Research Questions
Our research is guided by the following questions:
1.) What is the minimal amount of concurrent concepts/ pure consciousness states for best decision making?
2.) What is the "coordinate system“ for "best“ * decision making?
3.) What is the relationship between identity, performance and psychopathology.
* „Best“ defined as a decision that solves a problem sustainably
Hypotheses
1.) There is 1:1 relationship between the laws of nature and the internal representation of reality.
2.) People are (sustainably) happy,
a) when they can be certain*,
that objective reality and their subjective perception of reality**
are the same***
b) when they are more productive in solving problems,
than in creating new ones****
* Level of certainty is the difference between knowledge and belief (congruency of reality construct with nature)
** Difference between Reality and Wirklichkeit (subjective vs. objective)
*** Coherence (best coherence is consilience)
**** Effectiveness + Efficiency = Efficacy. Long term productivity= sustainability
Extra dimensions beyond 3D space

The perfect human is perfectly humane
Classical psychometrics is concerned with the objective measurement of skills and knowledge, abilities, attitudes, personality traits, and educational achievement. The problem with human observations is that they are flawed.
Observational error (or measurement error) is the difference between a measured value of a quantity and its true value. In statistics, an error is not a "mistake". Variability is an inherent part of the results of measurements and of the measurement process.
Measurement errors can be divided into two components: random error and systematic error.
- Random errors are errors in measurement that lead to measurable values being inconsistent when repeated measurements of a constant attribute or quantity are taken. Random error are related to our software, internal logic, or errors in our reality construct.
- Systematic errors are errors that are not determined by chance but are introduced by an inaccuracy (involving either the observation or measurement process) inherent to the system. Systematic error may also refer to an error with a non-zero mean, the effect of which is not reduced when observations are averaged. Systematic errors are related to our hardware, or the natural limits of our capability to measure information categories (location, density) and boundaries (momentum, velocity) at the same time (Heisenberg uncertainty principle).
In contrast to classical approaches, the new psychometric approach with Pseudomorph uses the "similarities" or "quint-essence" that unites humans and make them "humane". This similarity is "consciousness", or the "human ideal" of true perfection without ego distortion that allows information flow through a perfect geometric information architecture of our thoughts, feelings and actions. While the perfect human needs an "Ego" for survival, too much or too little "Eigenvalue" make us inhumane. This divergence between optimal and pathological can be measured by counting the 117 covariant SIC-POVM's in the original proof of the Kochen-Specker Theorem.
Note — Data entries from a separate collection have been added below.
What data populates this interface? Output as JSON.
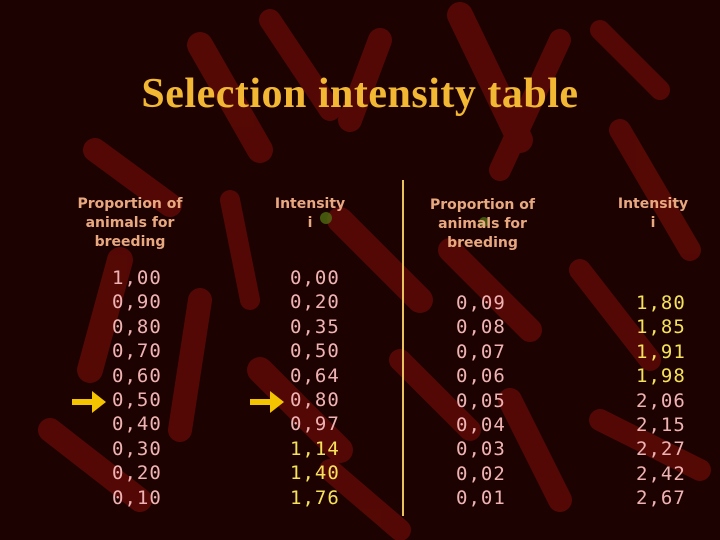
{
  "title": "Selection intensity table",
  "headers": {
    "left_proportion": [
      "Proportion of",
      "animals for",
      "breeding"
    ],
    "left_intensity": [
      "Intensity",
      "i"
    ],
    "right_proportion": [
      "Proportion of",
      "animals for",
      "breeding"
    ],
    "right_intensity": [
      "Intensity",
      "i"
    ]
  },
  "columns": {
    "left_proportion": [
      "1,00",
      "0,90",
      "0,80",
      "0,70",
      "0,60",
      "0,50",
      "0,40",
      "0,30",
      "0,20",
      "0,10"
    ],
    "left_intensity": [
      "0,00",
      "0,20",
      "0,35",
      "0,50",
      "0,64",
      "0,80",
      "0,97",
      "1,14",
      "1,40",
      "1,76"
    ],
    "right_proportion": [
      "0,09",
      "0,08",
      "0,07",
      "0,06",
      "0,05",
      "0,04",
      "0,03",
      "0,02",
      "0,01"
    ],
    "right_intensity": [
      "1,80",
      "1,85",
      "1,91",
      "1,98",
      "2,06",
      "2,15",
      "2,27",
      "2,42",
      "2,67"
    ]
  },
  "colors": {
    "title": "#f2b733",
    "header": "#e8a880",
    "value_pink": "#efb3b3",
    "value_yellow": "#f5e25a",
    "arrow": "#f5c400",
    "divider": "#e9c25c"
  },
  "icons": {
    "row_marker": "arrow-right-icon"
  }
}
Together with the 3 axes of the coordinate system, we get the 120 icosians. Projected to 8-dimensional Euclidian space we get a 128-bit post-quantum encryption code to perform quantum tomographical measurements on "belief-systems". This also shows the relationship to the 256 true colors from quantum chromodynamics or the 256 Wolfram rules.
The reason we perform measurements on belief and not on knowledge is because human make decisions based on belief and not knowledge.
This way "Pseudomorph" can serve as a universal problem solving cheat-sheet and a guide for self-exploration in the spheres of higher dimensions.